Whereas other genetically transmitted diseases are the result of a single gene defect, RP results from a large and as yet unknown number of gene defects. So far around a hundred gene defects have been found to cause RP.
However, there are three main genetic pathways through which a child can come to be born with RP and the probability of this happening varies according to which of the genetic pathways applies.
Two of them are usually identifiable through a recurrent family history of RP but the third and by far the most prevalent one is not.

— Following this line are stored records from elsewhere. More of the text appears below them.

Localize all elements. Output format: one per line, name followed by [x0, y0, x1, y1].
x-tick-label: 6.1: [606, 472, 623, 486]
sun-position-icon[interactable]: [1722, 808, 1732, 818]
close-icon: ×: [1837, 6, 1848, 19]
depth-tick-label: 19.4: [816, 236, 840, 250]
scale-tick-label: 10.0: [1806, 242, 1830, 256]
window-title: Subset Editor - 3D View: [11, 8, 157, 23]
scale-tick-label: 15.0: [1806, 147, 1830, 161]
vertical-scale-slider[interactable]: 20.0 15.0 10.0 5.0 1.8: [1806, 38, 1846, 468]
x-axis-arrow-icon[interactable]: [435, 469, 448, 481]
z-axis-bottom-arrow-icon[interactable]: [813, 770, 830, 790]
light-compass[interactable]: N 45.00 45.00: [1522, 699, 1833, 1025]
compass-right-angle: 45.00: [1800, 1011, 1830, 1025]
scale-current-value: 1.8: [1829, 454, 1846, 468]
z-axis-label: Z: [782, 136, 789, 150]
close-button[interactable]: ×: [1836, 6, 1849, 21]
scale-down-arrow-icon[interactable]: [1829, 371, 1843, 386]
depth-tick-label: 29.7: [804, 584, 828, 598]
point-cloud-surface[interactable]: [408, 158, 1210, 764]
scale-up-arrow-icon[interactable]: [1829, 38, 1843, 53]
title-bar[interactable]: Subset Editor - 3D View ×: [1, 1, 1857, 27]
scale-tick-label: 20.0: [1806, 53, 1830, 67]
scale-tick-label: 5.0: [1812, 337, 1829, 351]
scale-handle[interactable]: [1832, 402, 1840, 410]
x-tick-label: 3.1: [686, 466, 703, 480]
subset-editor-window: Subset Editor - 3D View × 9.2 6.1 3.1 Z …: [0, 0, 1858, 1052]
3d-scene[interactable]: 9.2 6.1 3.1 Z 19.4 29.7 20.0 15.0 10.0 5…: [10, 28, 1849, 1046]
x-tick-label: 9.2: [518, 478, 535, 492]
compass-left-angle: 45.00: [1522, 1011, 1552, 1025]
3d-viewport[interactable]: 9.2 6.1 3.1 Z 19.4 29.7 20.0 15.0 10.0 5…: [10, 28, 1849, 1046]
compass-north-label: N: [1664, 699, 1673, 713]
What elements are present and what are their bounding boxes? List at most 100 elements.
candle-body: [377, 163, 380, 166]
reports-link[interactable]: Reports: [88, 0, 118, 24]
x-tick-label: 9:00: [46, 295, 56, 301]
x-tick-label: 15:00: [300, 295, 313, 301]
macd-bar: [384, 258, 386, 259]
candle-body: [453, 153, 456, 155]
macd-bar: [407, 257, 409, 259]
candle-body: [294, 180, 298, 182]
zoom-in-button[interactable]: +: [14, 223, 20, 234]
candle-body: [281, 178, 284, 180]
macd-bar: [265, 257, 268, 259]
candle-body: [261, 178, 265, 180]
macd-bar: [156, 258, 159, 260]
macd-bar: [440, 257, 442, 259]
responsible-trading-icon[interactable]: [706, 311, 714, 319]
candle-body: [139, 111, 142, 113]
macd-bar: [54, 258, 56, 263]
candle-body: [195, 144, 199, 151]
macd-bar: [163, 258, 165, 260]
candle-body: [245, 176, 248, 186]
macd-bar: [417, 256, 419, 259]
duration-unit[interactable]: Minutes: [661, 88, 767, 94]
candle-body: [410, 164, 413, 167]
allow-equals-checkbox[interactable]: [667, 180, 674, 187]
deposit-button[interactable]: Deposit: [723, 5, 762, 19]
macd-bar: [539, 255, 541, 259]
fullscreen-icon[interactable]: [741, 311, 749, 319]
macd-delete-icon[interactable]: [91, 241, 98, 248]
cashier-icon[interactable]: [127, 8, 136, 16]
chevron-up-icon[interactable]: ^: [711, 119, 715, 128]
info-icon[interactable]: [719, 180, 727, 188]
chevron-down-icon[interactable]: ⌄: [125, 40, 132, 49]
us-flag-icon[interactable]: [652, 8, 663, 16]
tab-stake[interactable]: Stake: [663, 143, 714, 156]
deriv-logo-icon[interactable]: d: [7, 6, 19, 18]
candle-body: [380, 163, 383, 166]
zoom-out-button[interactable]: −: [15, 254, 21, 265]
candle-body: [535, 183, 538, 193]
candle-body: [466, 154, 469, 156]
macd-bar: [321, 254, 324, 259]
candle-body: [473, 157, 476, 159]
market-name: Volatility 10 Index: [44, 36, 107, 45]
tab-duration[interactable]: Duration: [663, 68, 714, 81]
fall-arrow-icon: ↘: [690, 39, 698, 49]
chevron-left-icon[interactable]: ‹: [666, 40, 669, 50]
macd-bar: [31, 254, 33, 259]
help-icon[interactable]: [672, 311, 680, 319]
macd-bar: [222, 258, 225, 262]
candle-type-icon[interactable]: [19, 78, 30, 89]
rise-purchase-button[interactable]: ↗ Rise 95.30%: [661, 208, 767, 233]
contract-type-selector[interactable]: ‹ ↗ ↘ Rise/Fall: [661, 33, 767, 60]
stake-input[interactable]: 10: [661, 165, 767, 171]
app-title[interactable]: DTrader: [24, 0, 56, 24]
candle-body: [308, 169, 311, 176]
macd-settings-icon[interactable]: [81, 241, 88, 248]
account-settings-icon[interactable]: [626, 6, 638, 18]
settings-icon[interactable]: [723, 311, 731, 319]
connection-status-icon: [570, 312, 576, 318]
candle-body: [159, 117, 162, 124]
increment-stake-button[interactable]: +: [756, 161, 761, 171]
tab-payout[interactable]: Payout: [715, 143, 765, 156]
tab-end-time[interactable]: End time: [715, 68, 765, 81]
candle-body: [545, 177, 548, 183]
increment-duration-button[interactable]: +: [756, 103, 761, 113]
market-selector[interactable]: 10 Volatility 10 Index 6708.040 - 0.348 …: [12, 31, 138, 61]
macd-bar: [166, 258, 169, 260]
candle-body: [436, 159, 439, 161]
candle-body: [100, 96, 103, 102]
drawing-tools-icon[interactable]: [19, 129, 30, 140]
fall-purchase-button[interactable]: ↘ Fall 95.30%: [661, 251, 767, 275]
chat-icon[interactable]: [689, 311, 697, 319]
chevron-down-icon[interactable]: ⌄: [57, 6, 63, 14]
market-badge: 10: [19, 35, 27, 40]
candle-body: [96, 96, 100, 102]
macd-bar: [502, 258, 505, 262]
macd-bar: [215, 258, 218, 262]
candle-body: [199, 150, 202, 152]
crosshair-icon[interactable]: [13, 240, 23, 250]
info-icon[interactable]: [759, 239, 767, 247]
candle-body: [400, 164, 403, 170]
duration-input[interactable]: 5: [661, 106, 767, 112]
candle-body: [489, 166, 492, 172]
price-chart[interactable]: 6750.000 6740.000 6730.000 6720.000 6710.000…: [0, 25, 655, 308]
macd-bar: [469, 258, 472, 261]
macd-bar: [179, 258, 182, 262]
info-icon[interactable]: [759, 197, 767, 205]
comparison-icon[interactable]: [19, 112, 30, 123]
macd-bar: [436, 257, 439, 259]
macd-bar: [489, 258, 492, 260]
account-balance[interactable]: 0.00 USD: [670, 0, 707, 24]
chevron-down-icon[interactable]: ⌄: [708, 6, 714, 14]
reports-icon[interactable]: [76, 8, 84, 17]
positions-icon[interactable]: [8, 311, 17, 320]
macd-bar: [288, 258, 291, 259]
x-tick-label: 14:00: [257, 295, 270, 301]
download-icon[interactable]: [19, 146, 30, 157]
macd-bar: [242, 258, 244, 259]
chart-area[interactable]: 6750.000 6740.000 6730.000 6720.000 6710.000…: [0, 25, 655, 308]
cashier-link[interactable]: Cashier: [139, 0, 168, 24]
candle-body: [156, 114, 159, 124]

In simple terms RP is inherited in different ways:-
- Autosomal Recessive Inheritance Pattern
This is the most common form of RP. This form means each parent is a carrier (have the gene present, but DNA testing is still unavailable) but is not affected by the disease themselves. Each of their children will have a 25% chance of being affected, with males and females having an equal chance of being affected.
The diagram indicates how the recessive genes are passed from the two carrier parents to their children.
The mutant RP gene is represented by "r" and the normal gene by "R".
- Autosomal Dominant Inheritance Pattern
In this type of RP, one parent is affected and each pregnancy has a 50% chance that the child will be affected. Males and females are equally affected.
The diagram indicates the four possible combinations of genetic information that may be passed on by the parents.
The mutant dominant gene is represented by "D" and the normal gene by "d".
- X-linked Recessive Inheritance Pattern
This is the least common form of RP. This form is carried by the female and passed onto the male, there is a 50% chance that each son will have RP. There is also a 50% probability that each daughter will be a carrier. X-linked RP is the one form in which carriers can often be detected.
This diagram depicts the four possible combinations of genetic input from a couple, each contributing a copy of each of their genes. The woman is a 'carrier' of X-linked RP; the mutant gene on the X chromosome is represented by "r". The man can only convey normal genes.